🧚🏻‍♀️

90 11 8
                                    

Uzun zamandır biri etkilememişti beni. Uzun zamandır birinden ufacık bile hoşlanmamıştım. Birine kalbimi açmak benim için zordu. Kalbimi açmayı geçin birine zihnimde yer bile veremezdim.

Birilerine bağlanmaya korkuyordum, birinin kokusuna alışmak, birinden hoşlanmak, birinden etkilenmek bunlar beni hep korkutuyordu.

Rüyalarımda her gece bir ormanda birini arıyordum. Arıyordum ama bu kişinin sesi, görüntüsü yoktu. Kim olduğunu bilmiyordum. Adının baş harfini bile bilmiyordum ve ormanı turlamayı bitirdiğimde bile bulamıyordum onu.
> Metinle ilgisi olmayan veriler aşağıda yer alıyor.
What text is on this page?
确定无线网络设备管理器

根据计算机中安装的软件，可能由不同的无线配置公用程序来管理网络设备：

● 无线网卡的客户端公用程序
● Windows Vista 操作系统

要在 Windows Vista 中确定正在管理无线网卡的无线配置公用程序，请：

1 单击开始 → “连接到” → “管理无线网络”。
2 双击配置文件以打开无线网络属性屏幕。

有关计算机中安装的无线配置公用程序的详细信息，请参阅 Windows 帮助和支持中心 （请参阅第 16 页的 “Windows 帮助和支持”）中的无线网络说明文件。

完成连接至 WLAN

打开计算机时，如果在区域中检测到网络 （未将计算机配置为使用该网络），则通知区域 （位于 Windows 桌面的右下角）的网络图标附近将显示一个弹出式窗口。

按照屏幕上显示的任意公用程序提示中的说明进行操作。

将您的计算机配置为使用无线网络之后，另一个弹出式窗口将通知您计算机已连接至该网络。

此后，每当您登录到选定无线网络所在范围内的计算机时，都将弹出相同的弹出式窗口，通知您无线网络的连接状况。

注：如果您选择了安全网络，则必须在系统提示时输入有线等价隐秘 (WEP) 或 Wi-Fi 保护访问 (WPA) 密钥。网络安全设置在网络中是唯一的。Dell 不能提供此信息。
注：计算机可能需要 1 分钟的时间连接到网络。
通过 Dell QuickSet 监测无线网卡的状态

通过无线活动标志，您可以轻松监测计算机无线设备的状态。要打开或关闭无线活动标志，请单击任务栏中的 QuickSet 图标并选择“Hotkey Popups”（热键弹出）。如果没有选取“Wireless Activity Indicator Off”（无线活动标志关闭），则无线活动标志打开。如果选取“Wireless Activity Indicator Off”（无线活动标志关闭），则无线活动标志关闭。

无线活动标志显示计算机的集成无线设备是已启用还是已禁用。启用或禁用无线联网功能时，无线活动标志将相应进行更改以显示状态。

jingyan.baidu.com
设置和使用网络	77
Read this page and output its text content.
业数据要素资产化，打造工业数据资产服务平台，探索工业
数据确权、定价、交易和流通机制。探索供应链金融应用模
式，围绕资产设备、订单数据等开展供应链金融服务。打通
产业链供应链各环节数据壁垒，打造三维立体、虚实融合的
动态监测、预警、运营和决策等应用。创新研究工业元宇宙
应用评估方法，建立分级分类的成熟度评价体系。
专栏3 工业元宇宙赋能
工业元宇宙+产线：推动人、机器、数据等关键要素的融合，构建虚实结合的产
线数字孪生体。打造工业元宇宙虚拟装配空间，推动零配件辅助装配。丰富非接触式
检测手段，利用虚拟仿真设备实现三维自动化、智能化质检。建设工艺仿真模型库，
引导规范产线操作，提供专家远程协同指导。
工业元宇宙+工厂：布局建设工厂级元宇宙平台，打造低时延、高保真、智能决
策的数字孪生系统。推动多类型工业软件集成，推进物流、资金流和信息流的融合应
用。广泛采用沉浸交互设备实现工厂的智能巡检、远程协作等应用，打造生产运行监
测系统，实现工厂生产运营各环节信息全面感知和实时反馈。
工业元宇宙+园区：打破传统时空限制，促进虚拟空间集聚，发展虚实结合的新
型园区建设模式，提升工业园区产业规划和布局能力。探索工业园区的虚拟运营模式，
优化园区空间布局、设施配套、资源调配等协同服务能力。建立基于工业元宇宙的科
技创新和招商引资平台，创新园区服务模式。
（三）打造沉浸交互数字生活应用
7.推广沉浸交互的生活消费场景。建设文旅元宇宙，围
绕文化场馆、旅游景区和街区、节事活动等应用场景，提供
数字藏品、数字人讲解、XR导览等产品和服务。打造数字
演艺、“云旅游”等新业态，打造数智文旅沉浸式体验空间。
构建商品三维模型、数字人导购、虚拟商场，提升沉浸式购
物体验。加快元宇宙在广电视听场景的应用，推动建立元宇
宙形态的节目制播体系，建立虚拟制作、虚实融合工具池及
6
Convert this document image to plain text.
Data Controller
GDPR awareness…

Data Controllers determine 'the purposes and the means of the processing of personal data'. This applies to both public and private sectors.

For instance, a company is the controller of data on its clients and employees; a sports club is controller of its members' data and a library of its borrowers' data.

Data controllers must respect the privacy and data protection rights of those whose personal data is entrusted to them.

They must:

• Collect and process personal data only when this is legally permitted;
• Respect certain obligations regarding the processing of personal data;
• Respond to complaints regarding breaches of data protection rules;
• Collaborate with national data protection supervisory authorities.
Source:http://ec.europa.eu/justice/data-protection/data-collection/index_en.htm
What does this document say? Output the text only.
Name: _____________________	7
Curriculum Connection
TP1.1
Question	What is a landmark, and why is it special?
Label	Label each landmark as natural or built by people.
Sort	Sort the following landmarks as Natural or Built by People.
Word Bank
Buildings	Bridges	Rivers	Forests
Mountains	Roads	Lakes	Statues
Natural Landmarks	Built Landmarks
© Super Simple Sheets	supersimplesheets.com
Renjun'a göre bu beynimin bana oynadığı bir oyundu ve hemen bir ilişki yapmalıydım.

"Hey, dikkatli olsana!"

Duyduğum sesle kendime gelip, bakışlarımı karşımdaki çocuğa diktim. Renjun'ın sürekli çalıştığı, popüler olan Jeno Lee'ydi bu. Tanımayan kimse yoktu zaten.

Daha dikkatli sürmeye çalıştım elimdeki lipglossu dudaklarına. Sanki makyajdan ufacık anlıyormuşum gibi beni yollamıştı Renjun lipgloss'u sürmem için.

"Çeneni biraz kaldırsana."

Dedim modele. Oda bana ayak uydurup başını kaldırdı. Düzeltebildiğim kadar düzelttim, gloss'u eşit sürmeye çalışırkende başını oynatmasıyla bana yaklaştı. Elim ayağıma dolaşır sanıyorsunuz ama dolaşmadı. İlk defa yakışıklı biriyle dudak dudağa gelmiyordum çünkü.

"Sana ulaşabileceğim bir numara vermen lazım bana."

Dedi. Belliydi karın ağrısı. Bir kaç dakikadır dikkatimi çekmek için abuk subuk hareketler sergiliyordu.

"Her isteyene numaramı paylaşsaydım, sana vaktim kalmazdı."

Dedim. Dudağının kenarına bulaştırdığım glossu silerken. Öylece izledi beni. Bende uzaklaşıp gittim sonradan.

Elimde kahvem, bir yandan rüyalarımdan anlam çıkarmaya çalışırken bir yandan Renjun'ı bekliyorum.
Kafamı dağıtmam için partiye davet etmişti. Ve bu seferlik kabul etmiştim. Ama onu beklerken gördüğüm rüyaya çoktan kafamı takmıştım bile.

Yaklaşık bir aydır her gün görüyordum. Rüyamda bir ormanda birini arıyordum, bulamıyordum. Hep böyle oluyordu. İlk başlarda sorun olarak düşünmemiştim ama her gece aynı rüyayı görmek artık beni kötü hissettirmeye başlamıştı.

Belki de Renjun'ın dediği ilişki yapmam gerekiyor olabilirdi ama demin gördüğüm kişiye bile numaramı vermemiştim. Ben iflah olmazdım kesinlikle.

Bir kaç dakika sonra Renjun eşyalarını düzenlediğinde ofisten çıkmıştık. Önce yemek yemeğe gidecek sonra da Renjun'ın davet edildiği partiye gidecektik.

Yemek yemek için bir pizza restoranına girdiğimizde her zaman ki yediklerimizden sipariş vermiştik. Renjun mantarlı ve peynirli severdi bende karışık ama zeytinsiz severdim.

Siparişlerimiz gelene kadar işlerden konuşmuştuk. Sonra Renjun konuyu değiştirmişti.

"Ne konuştunuz Jeno'yla?"

Pizzadan bir dilim alıp bana odaklanmıştı. Bende o sırada pizzamdan bir dilim yemiştim.

"Bir şey konuşmadık, numaramı istedi bende vermedim."

Offlamıştı. Göz devirmeyi de ihmal etmemişti.

"Sen ne zaman kalbini birine açacaksın? Kalbini açmayı geç, en azından sana adım atanların yoluna taş koyma. Gerçekten Jaemin sen akıllanmazsın, sonra ertesi gün gelip 'röyömdö örmöndö kösöyördöm börönç öröyördöm' diyorsun. Bilinç altın bile yalnızlığından bıktı."